Em Paranaguá está agora acontecendo bem o contrário desse fundamentalismo, a partir da Festa de Nossa Senhora do Rocio deste ano.
O festejo de 2017 marcou o início da missão apostólica de padre Joaquim Parron no Santuário, em Paranaguá, trabalho que indica uma nova mentalidade comunitária que ele e o também redentorista Irmão Jorge começam a liderar no bairro do Rocio: organizaram a comunidade do bairro, a partir de reuniões em que as reivindicações da cidadania foram expostas.
ANTES, ESQUECIDA
Uma certeza ficou, a partir de manifestações populares, como a de Patrice Santos, presidente da Associação dos Moradores do Bairro do Rocio: aquela área da cidade está meio esquecida pela administração pública.

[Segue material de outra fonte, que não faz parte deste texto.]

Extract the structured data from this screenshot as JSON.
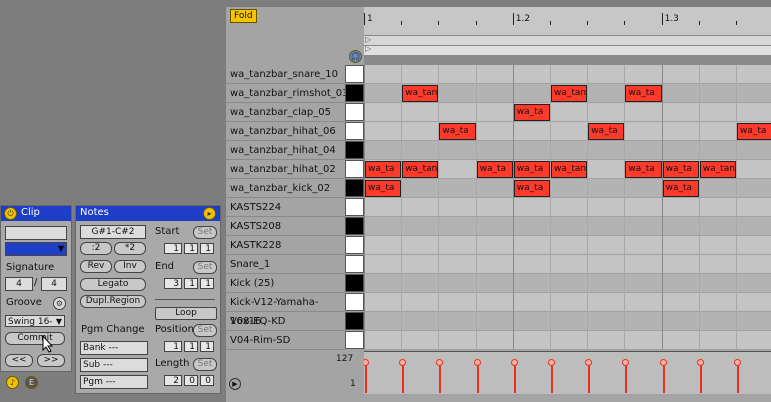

Patrice e outro morador, Cleverson França, deixaram bem claro nas suas falas: o bairro só é lembrado pelo poder público durante a Festa do Rocio. Depois, “continuamos abandonados”, como disse à coluna a moradora Cleonice Vergara dos Santos.
RESULTADO PRÁTICO
Resultados práticos já começaram: a Feira da Lua começou a ser instalada no local; uma vez por mês estará lá, iniciativa da Secretaria de Agricultura do Município.
Há outras reivindicações, que são alerta para todos: na entrada do bairro existe enorme terreno baldio, um lixão. Trata-se de amplo criadouro de mosquitos, ratos, baratas. “E como vamos nos prevenir contra a dengue com esse lixão à nossa porta?”, indaga o morador FGH.
MISSIONÁRIOS EXPERIENTES
Acredito que Parron e irmão Jorge Tarachouque (missionário com experiência internacional em comunidades do Suriname) estão fazendo a diferença em Paranaguá. A começar pela mobilização popular que promovem e a organização de uma pauta de reivindicações comunitárias ao Estado e ao Município.